Time Schedule:
Charlotte Cote
AIS 465
Seattle Campus
Examines First Nations video production in Canada; how film is utilized as a medium for addressing issues significant to First Nations. First Nations filmmakers "decolonize" the screen by providing real and positive images of First Nations people that correspond to their cultural and social experiences. Offered: jointly with JSIS A 422.
Class description
This course examines the art of film and video production by First Nations filmmakers in Canada. We will explore how these filmmakers utilize film as a medium for addressing issues significant to First Nations peoples and their respective communities. To understand the importance of these films we will position our analysis within a larger global context to understand how non-Native media representations, literature, and popular culture, supported and perpetuated colonialism, and stereotyped Native peoples in false and negative ways.
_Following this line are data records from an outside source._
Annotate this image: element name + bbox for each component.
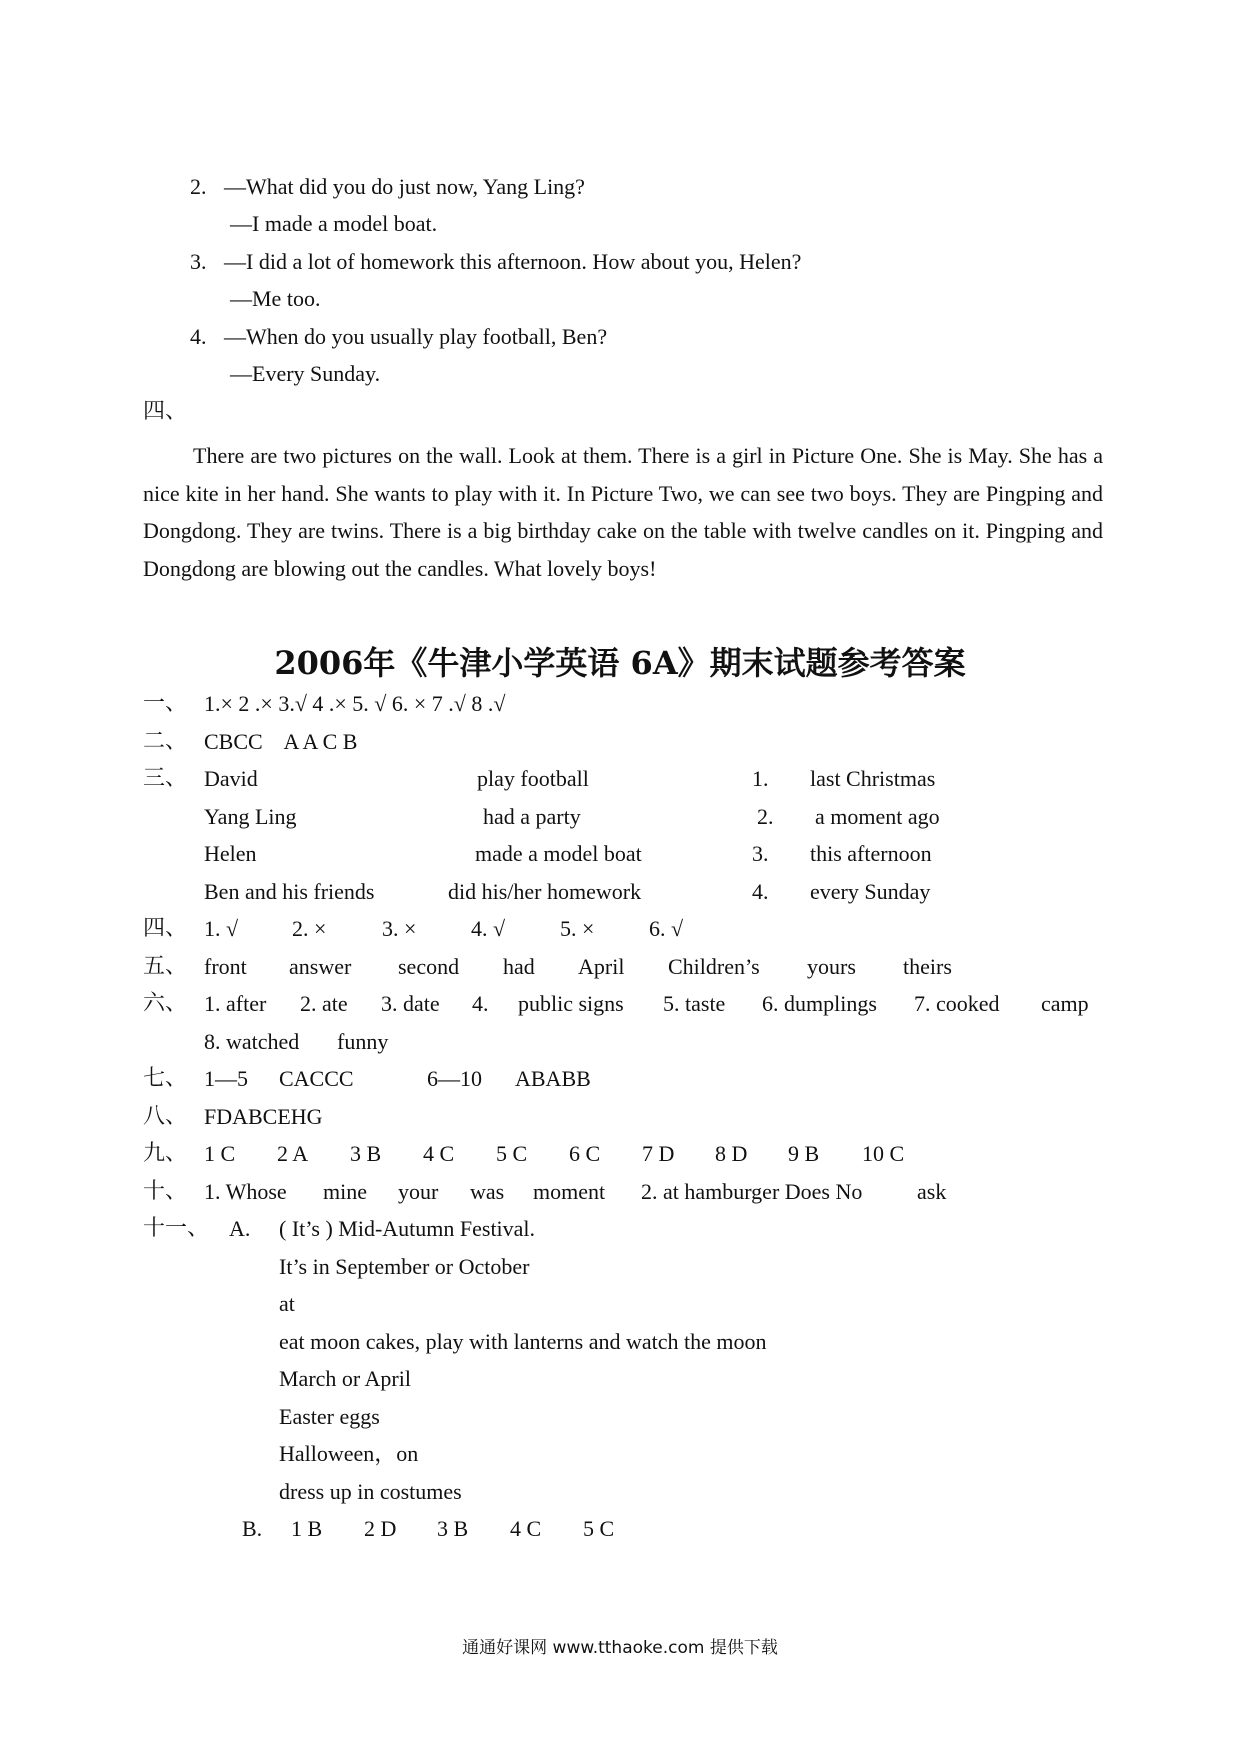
answer-label: 十、 [143, 1179, 188, 1204]
match-number: 4. [752, 879, 769, 904]
answer-text: 1.× 2 .× 3.√ 4 .× 5. √ 6. × 7 .√ 8 .√ [204, 691, 506, 716]
answer-label: 七、 [143, 1066, 188, 1091]
part-a-line: eat moon cakes, play with lanterns and watch the moon [279, 1329, 767, 1354]
match-activity: had a party [483, 804, 581, 829]
answer-item: 8 D [715, 1141, 748, 1166]
answer-item: April [578, 954, 625, 979]
answer-item: 3 B [350, 1141, 382, 1166]
answer-item: second [398, 954, 460, 979]
answer-item: 4. √ [471, 916, 506, 941]
section-heading: 四、 [143, 399, 188, 424]
answer-item: 2. at hamburger Does No [641, 1179, 863, 1204]
answer-key-title: 2006年《牛津小学英语 6A》期末试题参考答案 [274, 644, 966, 682]
answer-item: 9 B [788, 1141, 820, 1166]
answer-text: FDABCEHG [204, 1104, 323, 1129]
dialogue-number: 3. [190, 249, 207, 274]
answer-item: 3 B [437, 1516, 469, 1541]
answer-item: 2 D [364, 1516, 397, 1541]
answer-item: Children’s [668, 954, 760, 979]
match-time: every Sunday [810, 879, 931, 904]
dialogue-number: 4. [190, 324, 207, 349]
answer-label: 四、 [143, 916, 188, 941]
answer-item: 3. date [381, 991, 440, 1016]
answer-item: mine [323, 1179, 367, 1204]
answer-label: 一、 [143, 691, 188, 716]
answer-item: CACCC [279, 1066, 354, 1091]
match-name: David [204, 766, 258, 791]
answer-item: your [398, 1179, 439, 1204]
answer-item: moment [533, 1179, 606, 1204]
match-name: Helen [204, 841, 257, 866]
answer-item: 5 C [496, 1141, 528, 1166]
answer-item: 7. cooked [914, 991, 1000, 1016]
answer-item: 6—10 [427, 1066, 482, 1091]
part-a-line: ( It’s ) Mid-Autumn Festival. [279, 1216, 536, 1241]
answer-item: public signs [518, 991, 624, 1016]
match-activity: made a model boat [475, 841, 642, 866]
answer-item: theirs [903, 954, 952, 979]
answer-label: 九、 [143, 1141, 188, 1166]
answer-item: 1. Whose [204, 1179, 287, 1204]
answer-item: 7 D [642, 1141, 675, 1166]
match-time: this afternoon [810, 841, 932, 866]
answer-item: 2. × [292, 916, 327, 941]
answer-item: 4 C [423, 1141, 455, 1166]
answer-label: 十一、 [143, 1216, 210, 1241]
match-activity: play football [477, 766, 589, 791]
answer-item: 6. dumplings [762, 991, 877, 1016]
answer-label: 二、 [143, 729, 188, 754]
answer-label: 三、 [143, 766, 188, 791]
answer-item: 5. taste [663, 991, 726, 1016]
match-number: 2. [757, 804, 774, 829]
answer-label: 六、 [143, 991, 188, 1016]
dialogue-question: —I did a lot of homework this afternoon. How about you, Helen? [224, 249, 802, 274]
answer-item: 2 A [277, 1141, 309, 1166]
answer-item: 1—5 [204, 1066, 248, 1091]
answer-item: 4. [472, 991, 489, 1016]
answer-item: 1. √ [204, 916, 239, 941]
answer-item: 5 C [583, 1516, 615, 1541]
answer-item: 2. ate [300, 991, 348, 1016]
answer-item: 1 C [204, 1141, 236, 1166]
footer-text: 通通好课网 www.tthaoke.com 提供下载 [462, 1638, 778, 1658]
answer-item: 3. × [382, 916, 417, 941]
answer-item: camp [1041, 991, 1089, 1016]
answer-item: 1 B [291, 1516, 323, 1541]
match-number: 1. [752, 766, 769, 791]
answer-text: CBCC A A C B [204, 729, 358, 754]
answer-item: had [503, 954, 535, 979]
answer-item: ABABB [515, 1066, 591, 1091]
dialogue-answer: —I made a model boat. [230, 211, 438, 236]
answer-item: 5. × [560, 916, 595, 941]
part-a-line: dress up in costumes [279, 1479, 462, 1504]
answer-label: 五、 [143, 954, 188, 979]
part-a-line: Easter eggs [279, 1404, 380, 1429]
answer-item: ask [917, 1179, 947, 1204]
answer-item: 6 C [569, 1141, 601, 1166]
answer-item: funny [337, 1029, 389, 1054]
match-time: a moment ago [815, 804, 940, 829]
dialogue-number: 2. [190, 174, 207, 199]
match-number: 3. [752, 841, 769, 866]
answer-item: front [204, 954, 247, 979]
dialogue-answer: —Every Sunday. [230, 361, 381, 386]
answer-label: 八、 [143, 1104, 188, 1129]
part-a-line: Halloween，on [279, 1441, 419, 1466]
passage-text: There are two pictures on the wall. Look at them. There is a girl in Picture One. She is May. She has a nice kite in her hand. She wants to play with it. In Picture Two, we can see two boys. They are Pingping and Dongdong. They are twins. There is a big birthday cake on the table with twelve candles on it. Pingping and Dongdong are blowing out the candles. What lovely boys! [143, 443, 1103, 581]
answer-item: 1. after [204, 991, 267, 1016]
part-b-label: B. [242, 1516, 263, 1541]
answer-item: was [470, 1179, 505, 1204]
match-activity: did his/her homework [448, 879, 642, 904]
match-time: last Christmas [810, 766, 936, 791]
part-a-line: It’s in September or October [279, 1254, 530, 1279]
answer-item: answer [289, 954, 352, 979]
answer-item: 4 C [510, 1516, 542, 1541]
answer-item: 10 C [862, 1141, 905, 1166]
match-name: Yang Ling [204, 804, 297, 829]
answer-item: 8. watched [204, 1029, 300, 1054]
dialogue-question: —When do you usually play football, Ben? [224, 324, 608, 349]
dialogue-question: —What did you do just now, Yang Ling? [224, 174, 585, 199]
dialogue-answer: —Me too. [230, 286, 321, 311]
part-a-label: A. [229, 1216, 251, 1241]
part-a-line: at [279, 1291, 295, 1316]
answer-item: 6. √ [649, 916, 684, 941]
match-name: Ben and his friends [204, 879, 375, 904]
answer-item: yours [807, 954, 856, 979]
part-a-line: March or April [279, 1366, 411, 1391]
We will than explore how Native filmmakers in Canada have re-appropriated these inaccurate images by providing positive and “real” aboriginal images that correspond and relate to their own cultural and social experiences.
Student learning goals
General method of instruction
This course is in a lecture/seminar format. Participation is a fundamental aspect of this course and sudents must be prepared to actively participate in class discussions on the films screened in class and on the assigned readings.
Recommended preparation
This course is open to all students at all levels.
Class assignments and grading
The course assignments are a take-home midterm exam, two film analysis papers and a final take-home exam.
* your assignments will be graded on content, presentation, organization and your use of sources.